Bütün çağların ama özellikle de yirmi birinci yüzyılın ölümsüzlük arzusu da işlenir Gulliver’ın bu üçüncü yolculuğunda. Struldbrug adlı ölümsüzlerle bir gerçeğin daha farkına varır Gulliver. Ölümsüzlüğün sandığı gibi ölüm korkusundan uzakta insanı sonsuz bir gelişme, refah ve özgürlük sunmayıp, aksine yaşlılık ve hastalıkların pençesinde bir azaba ve lanete dönüştüğünü anlar. Tabuta girenleri kıskanan ölümsüzler, onu silkeleyip kendine getirirken, kim bilir belki bizleri de günümüzde ölümcül hastaları bir gün daha yaşatmak isteyen bilimsel gelişmeler ve teknolojiler üzerine kafa yormaya iter. Gerçekten artık tahtalıköyde kendine huzurlu bir ocak kurmak isteyen insanları kendi rızası dışında sırf bilimsel gelişmelere denek kılmak adına nefes aldırtmak ne kadar etik diye düşündürtür insanı. Ya da belki de doğanın döngüselliğini göz ardı eden ve insan doğasının açgözlülüğü ile ölümsüzlüğün peşinden koşan çizgisel ilerlemeci teknolojik yaklaşımların aslında bize mutluluk getirmediği ima edilir. 
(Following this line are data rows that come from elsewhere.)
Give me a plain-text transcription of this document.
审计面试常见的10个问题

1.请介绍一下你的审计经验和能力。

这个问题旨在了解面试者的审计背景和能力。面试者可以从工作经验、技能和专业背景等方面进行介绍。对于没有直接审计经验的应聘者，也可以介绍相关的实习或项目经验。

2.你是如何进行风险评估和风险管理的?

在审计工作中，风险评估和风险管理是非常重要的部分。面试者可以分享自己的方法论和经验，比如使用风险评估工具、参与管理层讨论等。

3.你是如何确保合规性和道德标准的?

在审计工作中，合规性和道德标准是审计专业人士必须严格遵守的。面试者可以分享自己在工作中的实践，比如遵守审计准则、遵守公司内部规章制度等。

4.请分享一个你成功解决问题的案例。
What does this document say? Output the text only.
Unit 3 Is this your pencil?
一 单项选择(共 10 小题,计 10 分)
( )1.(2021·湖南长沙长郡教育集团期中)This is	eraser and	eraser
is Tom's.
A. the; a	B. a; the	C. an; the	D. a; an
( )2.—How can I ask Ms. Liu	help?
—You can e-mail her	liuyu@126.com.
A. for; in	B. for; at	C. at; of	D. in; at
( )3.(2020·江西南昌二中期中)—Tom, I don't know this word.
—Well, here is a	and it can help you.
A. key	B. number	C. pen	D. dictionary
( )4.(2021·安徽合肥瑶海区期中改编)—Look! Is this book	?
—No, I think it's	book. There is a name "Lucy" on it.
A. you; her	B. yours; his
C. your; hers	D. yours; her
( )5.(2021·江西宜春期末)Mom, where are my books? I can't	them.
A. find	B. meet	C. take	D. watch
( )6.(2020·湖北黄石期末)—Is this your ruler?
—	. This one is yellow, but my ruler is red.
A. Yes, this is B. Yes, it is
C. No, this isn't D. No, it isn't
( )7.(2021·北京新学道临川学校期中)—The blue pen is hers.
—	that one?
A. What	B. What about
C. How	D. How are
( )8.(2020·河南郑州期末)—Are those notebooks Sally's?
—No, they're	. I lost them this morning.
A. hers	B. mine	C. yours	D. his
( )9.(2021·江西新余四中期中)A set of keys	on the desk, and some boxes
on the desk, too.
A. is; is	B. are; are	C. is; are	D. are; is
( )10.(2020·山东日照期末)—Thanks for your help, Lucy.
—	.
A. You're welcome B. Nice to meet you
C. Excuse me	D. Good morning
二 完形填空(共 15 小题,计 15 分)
Bu yönüyle kitabın bütünü de günümüzün teknoloji tapınımlı distopik dünyasına 18. yüzyıldan bir giriştir. Değişmeyen insan doğasına işaret edercesine, her çağda karnını doyurduğu şeye tapan ve ondan başka hakikat bilmeyen insanın yanılsaması dillenir bu kitapta. Ama yine de umutsuzluğa yer yok dercesine,  Gulliver gerçeğin farkına varma yolculuğunda ısına ısına geldiği bu dördüncü kapıda hakikate erişir. İlk önce vahşilikleri karşısında iğrense de, Yahoolar (maymunlar) ve 18. yüzyılın akıl çağının eseri akıllı atlar (Houyhnhnm)  sayesinde bütün çıplaklığıyla insanın ve kendisinin eksiliğiyle yüzleşmiş olur. Gulliver, sonunda kendine ve ülkesine geri dönerken, özündeki eksiği tamamlama çabası dile getirilir aslında. Böyle bir sonla kitabını bitiren Swift de insanın iyileşmesine duyduğu umarsız umudunun ya da her şeye rağmen umudunun altını çizmiş olur.